Was bedeutet Erfolg für Sie?
Erfolg ist wichtig für die Motivation und kann dabei sehr vielfältig sein. Für mich ist Erfolg zum Beispiel der Gewinn eines Neukunden, eine Kampagne, die die Ziele übertrifft, zufriedene Kunden und vor allem ein zufriedenes Team. Oder ganz allgemein: wenn eine Leistung Anerkennung findet.
Haben Sie Ihre Karriere geplant?
Nein, nicht bewusst. Ich wurde eigentlich immer abgeworben und dachte mir fast jedes Mal: «Wenn die finden, dass ich das kann, dann wird auch etwas dran sein», und habe mich in das Abenteuer gestürzt.
Sie hätten sich nicht von sich aus auf die Stellen beworben?
Nein, ich hätte mir das jeweils nicht selbst zugetraut.
Wieso nicht?
(Lacht.) Das ist vermutlich der Unterschied zwischen Mann und Frau. Frauen stellen ihr Licht oft unter den Scheffel. Ausserdem habe ich Familie. Und eine Frau mit Familie kann meistens nicht den gleichen Effort leisten wie ein Mann mit Familie. Er ist am Ende des Tages eben doch unabhängiger.
In der Geschäftsleitung von Publicis sind Sie die einzige Frau. Spüren Sie hier auch einen Unterschied?
Frauen ticken definitiv anders. Von der Kommunikation und von der Emotionalität her. Manchmal stösst man mit gewissen Themen bei den männlichen Kollegen nicht auf Verständnis. Für sie sind andere Themen wichtig und andere Lösungswege richtig.
Haben Sie das Gefühl, dass es für Sie schwieriger war, Karriere zu machen, weil Sie eine Frau sind?
Ja, das glaube ich schon. Beispielsweise sind die Ansprechpersonen auf Kundenseite meistens Männer. Und Männer können sich gegenseitig auf die Schulter klopfen und zusammen ein Bier trinken gehen – das ist nicht unbedingt die Form von Networking, die man als Frau macht. Schon gar nicht als Mutter, da man einfach auch mal zu Hause sein sollte und möchte. Fachlich gesehen, wird von einer Frau definitiv mehr erwartet.
Hat Erfolg auch mit Verzicht zu tun?
Ja. Denn nicht nur selbst verzichtet man auf vieles, auch das Umfeld muss verzichten, oder kommt oft etwas zu kurz. Es ist daher sehr wichtig, als Mutter ein funktionierendes Umfeld zu haben.
Sie sprechen aus Erfahrung: Sie haben eine Tochter und arbeiten 80 Prozent. War es schwierig, das Teilzeitpensum beim Arbeitgeber durchzusetzen?
Es ist eher schwierig, das für mich selbst einzuhalten.

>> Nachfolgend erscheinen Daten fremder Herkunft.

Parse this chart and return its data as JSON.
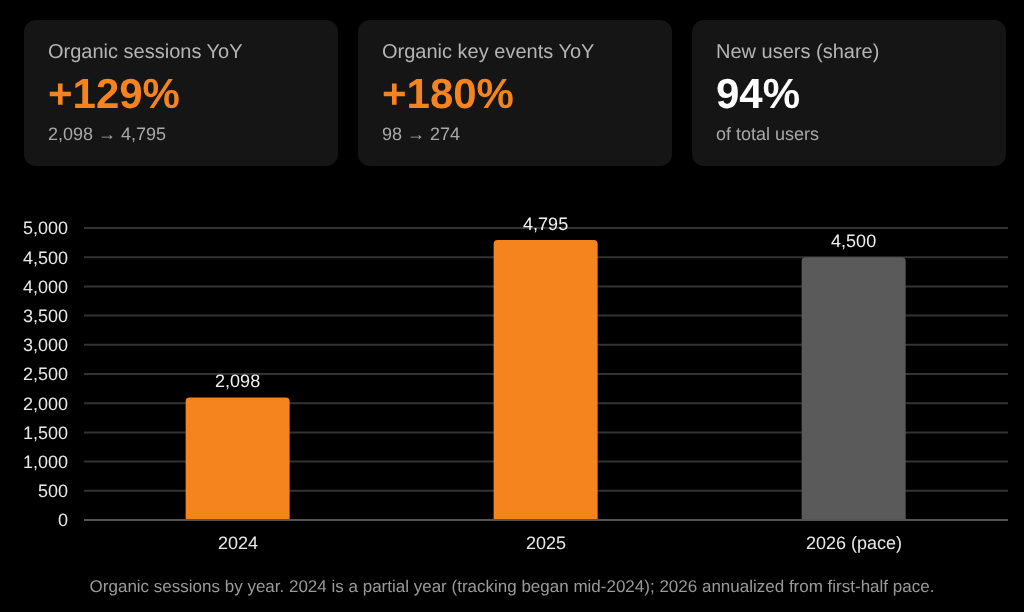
{
  "chart_data": [
    {
      "type": "other",
      "title": "Organic sessions YoY",
      "color": "#f5841f",
      "annotations": [
        "+129%",
        "2,098 → 4,795"
      ]
    },
    {
      "type": "other",
      "title": "Organic key events YoY",
      "color": "#f5841f",
      "annotations": [
        "+180%",
        "98 → 274"
      ]
    },
    {
      "type": "other",
      "title": "New users (share)",
      "color": "#ffffff",
      "annotations": [
        "94%",
        "of total users"
      ]
    },
    {
      "type": "bar",
      "categories": [
        "2024",
        "2025",
        "2026 (pace)"
      ],
      "values": [
        2098,
        4795,
        4500
      ],
      "colors": [
        "#f5841f",
        "#f5841f",
        "#5a5a5a"
      ],
      "value_labels": [
        "2,098",
        "4,795",
        "4,500"
      ],
      "ylim": [
        0,
        5000
      ],
      "yticks": [
        0,
        500,
        {
          "value": 1000,
          "label": "1,000"
        },
        {
          "value": 1500,
          "label": "1,500"
        },
        {
          "value": 2000,
          "label": "2,000"
        },
        {
          "value": 2500,
          "label": "2,500"
        },
        {
          "value": 3000,
          "label": "3,000"
        },
        {
          "value": 3500,
          "label": "3,500"
        },
        {
          "value": 4000,
          "label": "4,000"
        },
        {
          "value": 4500,
          "label": "4,500"
        },
        {
          "value": 5000,
          "label": "5,000"
        }
      ],
      "grid": "y",
      "legend": false,
      "annotations": [
        "Organic sessions by year. 2024 is a partial year (tracking began mid-2024); 2026 annualized from first-half pace."
      ]
    }
  ]
}
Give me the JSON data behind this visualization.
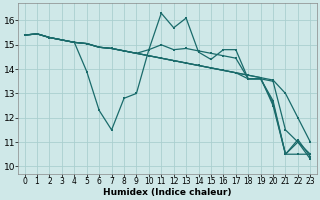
{
  "xlabel": "Humidex (Indice chaleur)",
  "ylabel": "",
  "xlim": [
    -0.5,
    23.5
  ],
  "ylim": [
    9.7,
    16.7
  ],
  "yticks": [
    10,
    11,
    12,
    13,
    14,
    15,
    16
  ],
  "xticks": [
    0,
    1,
    2,
    3,
    4,
    5,
    6,
    7,
    8,
    9,
    10,
    11,
    12,
    13,
    14,
    15,
    16,
    17,
    18,
    19,
    20,
    21,
    22,
    23
  ],
  "background_color": "#cfe8e8",
  "grid_color": "#aacfcf",
  "line_color": "#1a6b6b",
  "lines": [
    [
      15.4,
      15.45,
      15.3,
      15.2,
      15.1,
      13.9,
      12.3,
      11.5,
      12.8,
      13.0,
      14.8,
      16.3,
      15.7,
      16.1,
      14.7,
      14.4,
      14.8,
      14.8,
      13.6,
      13.6,
      12.7,
      10.5,
      11.1,
      10.4
    ],
    [
      15.4,
      15.45,
      15.3,
      15.2,
      15.1,
      15.05,
      14.9,
      14.85,
      14.75,
      14.65,
      14.8,
      15.0,
      14.8,
      14.85,
      14.75,
      14.65,
      14.55,
      14.45,
      13.6,
      13.6,
      12.6,
      10.5,
      11.0,
      10.3
    ],
    [
      15.4,
      15.45,
      15.3,
      15.2,
      15.1,
      15.05,
      14.9,
      14.85,
      14.75,
      14.65,
      14.55,
      14.45,
      14.35,
      14.25,
      14.15,
      14.05,
      13.95,
      13.85,
      13.6,
      13.6,
      13.5,
      11.5,
      11.0,
      10.5
    ],
    [
      15.4,
      15.45,
      15.3,
      15.2,
      15.1,
      15.05,
      14.9,
      14.85,
      14.75,
      14.65,
      14.55,
      14.45,
      14.35,
      14.25,
      14.15,
      14.05,
      13.95,
      13.85,
      13.75,
      13.65,
      13.55,
      13.0,
      12.0,
      11.0
    ],
    [
      15.4,
      15.45,
      15.3,
      15.2,
      15.1,
      15.05,
      14.9,
      14.85,
      14.75,
      14.65,
      14.55,
      14.45,
      14.35,
      14.25,
      14.15,
      14.05,
      13.95,
      13.85,
      13.75,
      13.65,
      12.5,
      10.5,
      10.5,
      10.5
    ]
  ]
}
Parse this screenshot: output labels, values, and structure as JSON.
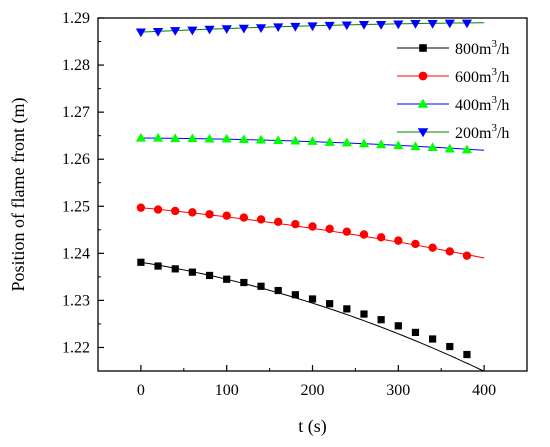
{
  "chart_data": {
    "type": "line",
    "title": "",
    "xlabel": "t (s)",
    "ylabel": "Position of flame front (m)",
    "xlim": [
      -50,
      450
    ],
    "ylim": [
      1.215,
      1.29
    ],
    "xticks": [
      0,
      100,
      200,
      300,
      400
    ],
    "yticks": [
      1.22,
      1.23,
      1.24,
      1.25,
      1.26,
      1.27,
      1.28,
      1.29
    ],
    "x_tick_labels": [
      "0",
      "100",
      "200",
      "300",
      "400"
    ],
    "y_tick_labels": [
      "1.22",
      "1.23",
      "1.24",
      "1.25",
      "1.26",
      "1.27",
      "1.28",
      "1.29"
    ],
    "grid": false,
    "legend_position": "top-right",
    "x": [
      0,
      20,
      40,
      60,
      80,
      100,
      120,
      140,
      160,
      180,
      200,
      220,
      240,
      260,
      280,
      300,
      320,
      340,
      360,
      380
    ],
    "series": [
      {
        "name": "800m³/h",
        "name_base": "800m",
        "name_sup": "3",
        "name_tail": "/h",
        "marker": "square",
        "marker_color": "#000000",
        "line_color": "#000000",
        "values": [
          1.2381,
          1.2373,
          1.2367,
          1.236,
          1.2353,
          1.2345,
          1.2338,
          1.233,
          1.2321,
          1.2312,
          1.2303,
          1.2293,
          1.2282,
          1.2271,
          1.2259,
          1.2246,
          1.2232,
          1.2218,
          1.2202,
          1.2185
        ],
        "fit_x": [
          0,
          400
        ],
        "fit": {
          "a": 1.2381,
          "b": -2.89e-05,
          "c": -7.25e-08
        }
      },
      {
        "name": "600m³/h",
        "name_base": "600m",
        "name_sup": "3",
        "name_tail": "/h",
        "marker": "circle",
        "marker_color": "#ff0000",
        "line_color": "#ff0000",
        "values": [
          1.2497,
          1.2493,
          1.249,
          1.2487,
          1.2483,
          1.248,
          1.2476,
          1.2472,
          1.2467,
          1.2462,
          1.2457,
          1.2452,
          1.2446,
          1.244,
          1.2434,
          1.2427,
          1.242,
          1.2412,
          1.2404,
          1.2395
        ],
        "fit_x": [
          0,
          400
        ],
        "fit": {
          "a": 1.2497,
          "b": -1.72e-05,
          "c": -2.38e-08
        }
      },
      {
        "name": "400m³/h",
        "name_base": "400m",
        "name_sup": "3",
        "name_tail": "/h",
        "marker": "triangle-up",
        "marker_color": "#00ff00",
        "line_color": "#0000ff",
        "values": [
          1.2645,
          1.2645,
          1.2644,
          1.2644,
          1.2643,
          1.2643,
          1.2642,
          1.2641,
          1.264,
          1.2639,
          1.2638,
          1.2636,
          1.2635,
          1.2633,
          1.2631,
          1.2629,
          1.2627,
          1.2625,
          1.2622,
          1.262
        ],
        "fit_x": [
          0,
          400
        ],
        "fit": {
          "a": 1.2645,
          "b": -1.2e-06,
          "c": -1.33e-08
        }
      },
      {
        "name": "200m³/h",
        "name_base": "200m",
        "name_sup": "3",
        "name_tail": "/h",
        "marker": "triangle-down",
        "marker_color": "#0000ff",
        "line_color": "#008000",
        "values": [
          1.287,
          1.2871,
          1.2873,
          1.2874,
          1.2876,
          1.2877,
          1.2878,
          1.2879,
          1.2881,
          1.2882,
          1.2883,
          1.2884,
          1.2885,
          1.2886,
          1.2886,
          1.2887,
          1.2888,
          1.2888,
          1.2889,
          1.2889
        ],
        "fit_x": [
          0,
          400
        ],
        "fit": {
          "a": 1.287,
          "b": 8.5e-06,
          "c": -8.8e-09
        }
      }
    ]
  }
}
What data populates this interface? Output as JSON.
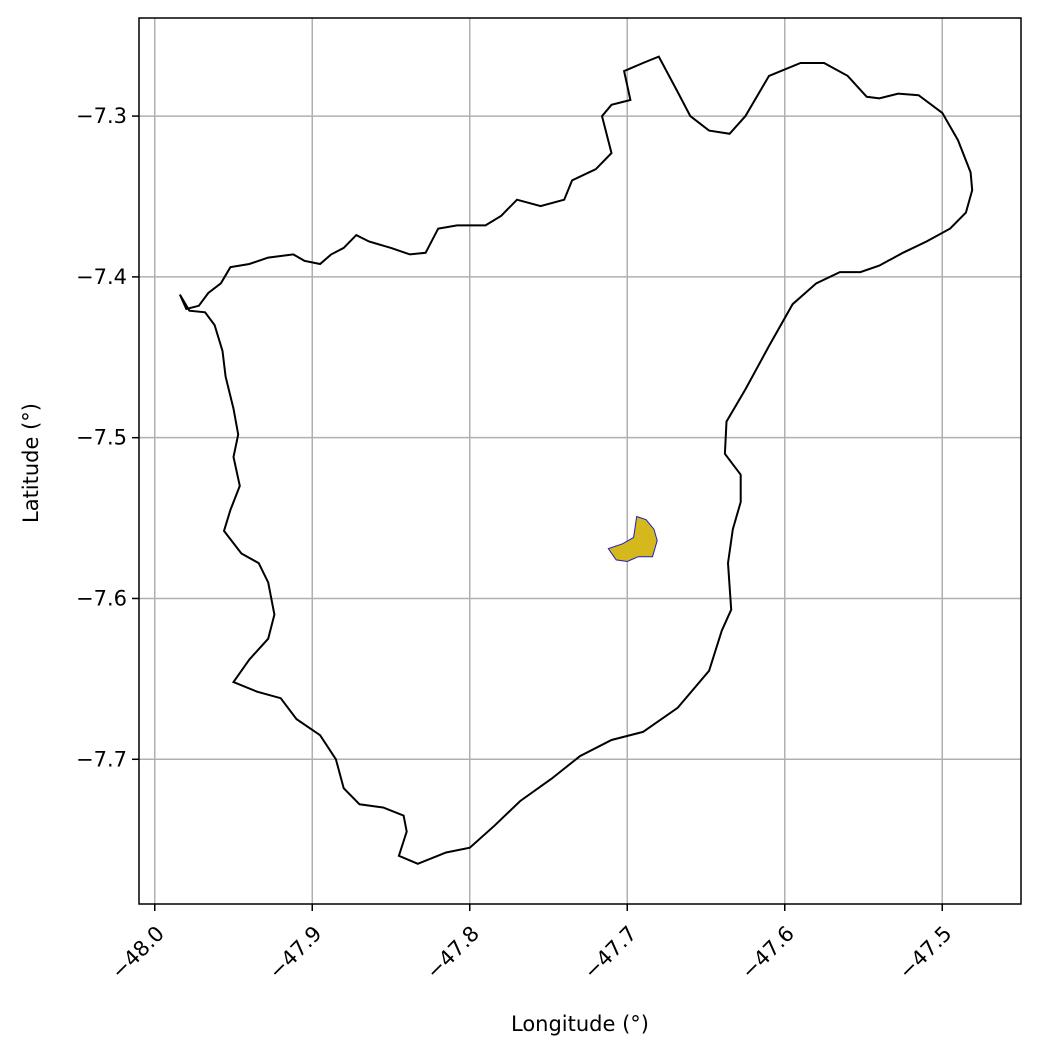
{
  "chart_data": {
    "type": "map",
    "xlabel": "Longitude (°)",
    "ylabel": "Latitude (°)",
    "xlim": [
      -48.01,
      -47.45
    ],
    "ylim": [
      -7.79,
      -7.239
    ],
    "xticks": [
      {
        "value": -48.0,
        "label": "−48.0"
      },
      {
        "value": -47.9,
        "label": "−47.9"
      },
      {
        "value": -47.8,
        "label": "−47.8"
      },
      {
        "value": -47.7,
        "label": "−47.7"
      },
      {
        "value": -47.6,
        "label": "−47.6"
      },
      {
        "value": -47.5,
        "label": "−47.5"
      }
    ],
    "yticks": [
      {
        "value": -7.3,
        "label": "−7.3"
      },
      {
        "value": -7.4,
        "label": "−7.4"
      },
      {
        "value": -7.5,
        "label": "−7.5"
      },
      {
        "value": -7.6,
        "label": "−7.6"
      },
      {
        "value": -7.7,
        "label": "−7.7"
      }
    ],
    "grid": true,
    "colors": {
      "grid": "#b0b0b0",
      "boundary": "#000000",
      "area_fill": "#d4b81c",
      "area_edge": "#1f1fbf"
    },
    "boundary": [
      [
        -47.984,
        -7.411
      ],
      [
        -47.98,
        -7.42
      ],
      [
        -47.972,
        -7.418
      ],
      [
        -47.966,
        -7.41
      ],
      [
        -47.958,
        -7.404
      ],
      [
        -47.952,
        -7.394
      ],
      [
        -47.94,
        -7.392
      ],
      [
        -47.928,
        -7.388
      ],
      [
        -47.912,
        -7.386
      ],
      [
        -47.905,
        -7.39
      ],
      [
        -47.895,
        -7.392
      ],
      [
        -47.888,
        -7.386
      ],
      [
        -47.88,
        -7.382
      ],
      [
        -47.872,
        -7.374
      ],
      [
        -47.864,
        -7.378
      ],
      [
        -47.85,
        -7.382
      ],
      [
        -47.838,
        -7.386
      ],
      [
        -47.828,
        -7.385
      ],
      [
        -47.82,
        -7.37
      ],
      [
        -47.808,
        -7.368
      ],
      [
        -47.79,
        -7.368
      ],
      [
        -47.78,
        -7.362
      ],
      [
        -47.77,
        -7.352
      ],
      [
        -47.755,
        -7.356
      ],
      [
        -47.74,
        -7.352
      ],
      [
        -47.735,
        -7.34
      ],
      [
        -47.72,
        -7.333
      ],
      [
        -47.71,
        -7.323
      ],
      [
        -47.716,
        -7.3
      ],
      [
        -47.71,
        -7.293
      ],
      [
        -47.698,
        -7.29
      ],
      [
        -47.702,
        -7.272
      ],
      [
        -47.69,
        -7.267
      ],
      [
        -47.68,
        -7.263
      ],
      [
        -47.668,
        -7.285
      ],
      [
        -47.66,
        -7.3
      ],
      [
        -47.648,
        -7.309
      ],
      [
        -47.635,
        -7.311
      ],
      [
        -47.625,
        -7.3
      ],
      [
        -47.61,
        -7.275
      ],
      [
        -47.59,
        -7.267
      ],
      [
        -47.575,
        -7.267
      ],
      [
        -47.56,
        -7.275
      ],
      [
        -47.548,
        -7.288
      ],
      [
        -47.54,
        -7.289
      ],
      [
        -47.528,
        -7.286
      ],
      [
        -47.515,
        -7.287
      ],
      [
        -47.5,
        -7.298
      ],
      [
        -47.49,
        -7.315
      ],
      [
        -47.482,
        -7.335
      ],
      [
        -47.481,
        -7.346
      ],
      [
        -47.485,
        -7.36
      ],
      [
        -47.495,
        -7.37
      ],
      [
        -47.51,
        -7.378
      ],
      [
        -47.525,
        -7.385
      ],
      [
        -47.54,
        -7.393
      ],
      [
        -47.552,
        -7.397
      ],
      [
        -47.565,
        -7.397
      ],
      [
        -47.58,
        -7.404
      ],
      [
        -47.595,
        -7.417
      ],
      [
        -47.61,
        -7.443
      ],
      [
        -47.625,
        -7.47
      ],
      [
        -47.637,
        -7.49
      ],
      [
        -47.638,
        -7.51
      ],
      [
        -47.628,
        -7.523
      ],
      [
        -47.628,
        -7.54
      ],
      [
        -47.633,
        -7.557
      ],
      [
        -47.636,
        -7.578
      ],
      [
        -47.634,
        -7.607
      ],
      [
        -47.64,
        -7.62
      ],
      [
        -47.648,
        -7.645
      ],
      [
        -47.668,
        -7.668
      ],
      [
        -47.69,
        -7.683
      ],
      [
        -47.71,
        -7.688
      ],
      [
        -47.73,
        -7.698
      ],
      [
        -47.748,
        -7.712
      ],
      [
        -47.768,
        -7.726
      ],
      [
        -47.784,
        -7.741
      ],
      [
        -47.8,
        -7.755
      ],
      [
        -47.815,
        -7.758
      ],
      [
        -47.833,
        -7.765
      ],
      [
        -47.845,
        -7.76
      ],
      [
        -47.84,
        -7.745
      ],
      [
        -47.842,
        -7.735
      ],
      [
        -47.855,
        -7.73
      ],
      [
        -47.87,
        -7.728
      ],
      [
        -47.88,
        -7.718
      ],
      [
        -47.885,
        -7.7
      ],
      [
        -47.895,
        -7.685
      ],
      [
        -47.91,
        -7.675
      ],
      [
        -47.92,
        -7.662
      ],
      [
        -47.935,
        -7.658
      ],
      [
        -47.95,
        -7.652
      ],
      [
        -47.94,
        -7.638
      ],
      [
        -47.928,
        -7.625
      ],
      [
        -47.924,
        -7.61
      ],
      [
        -47.928,
        -7.59
      ],
      [
        -47.934,
        -7.578
      ],
      [
        -47.945,
        -7.572
      ],
      [
        -47.956,
        -7.558
      ],
      [
        -47.952,
        -7.545
      ],
      [
        -47.946,
        -7.53
      ],
      [
        -47.95,
        -7.512
      ],
      [
        -47.947,
        -7.498
      ],
      [
        -47.95,
        -7.482
      ],
      [
        -47.955,
        -7.462
      ],
      [
        -47.957,
        -7.446
      ],
      [
        -47.962,
        -7.43
      ],
      [
        -47.968,
        -7.422
      ],
      [
        -47.978,
        -7.421
      ],
      [
        -47.984,
        -7.411
      ]
    ],
    "highlighted_area": [
      [
        -47.694,
        -7.549
      ],
      [
        -47.688,
        -7.551
      ],
      [
        -47.683,
        -7.557
      ],
      [
        -47.681,
        -7.564
      ],
      [
        -47.684,
        -7.574
      ],
      [
        -47.693,
        -7.574
      ],
      [
        -47.7,
        -7.577
      ],
      [
        -47.707,
        -7.576
      ],
      [
        -47.712,
        -7.569
      ],
      [
        -47.703,
        -7.566
      ],
      [
        -47.696,
        -7.562
      ],
      [
        -47.694,
        -7.549
      ]
    ]
  }
}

Ich habe oft ein schlechtes Gewissen, wenn ich nicht physisch anwesend bin. Wenn ich die Abende und Wochenenden mitzähle und die ständige Abrufbereitschaft, sind es weit über 100 Prozent. Ich finde aber, dass ich das meinem Team schuldig bin. Das Problem ist: Man hat das Gefühl, dass man weder zu Hause wirklich da ist noch im Büro. Es ist ein Seilziehen.
Wie gehen Sie damit um?
Läuft beruflich und privat alles rund, ist es kein Problem – wenn nicht, wird es schwierig. Für mich ist jetzt erst einmal Endstation. Ich habe mich entschieden, aus dem sogenannten Hamsterrad auszusteigen. Nach 23 Jahren in der Werbung stellt sich zudem die Frage, wie es nach so einem Job weitergehen könnte – macht man den gleichen Job einfach an einem anderen Ort? Es ist die Frage: Was gibt es sonst noch?, die mich beschäftigt. Ich kann sie aber noch nicht beantworten.
Das erfordert Mut. Wie hat Ihr Umfeld darauf reagiert?
Für die meisten Leute aus dem beruflichen Umfeld kam es unerwartet. Im privaten Umfeld hiess es eher: «Endlich!» Viele haben mir gratuliert und finden eine Neuorientierung spannend und gut.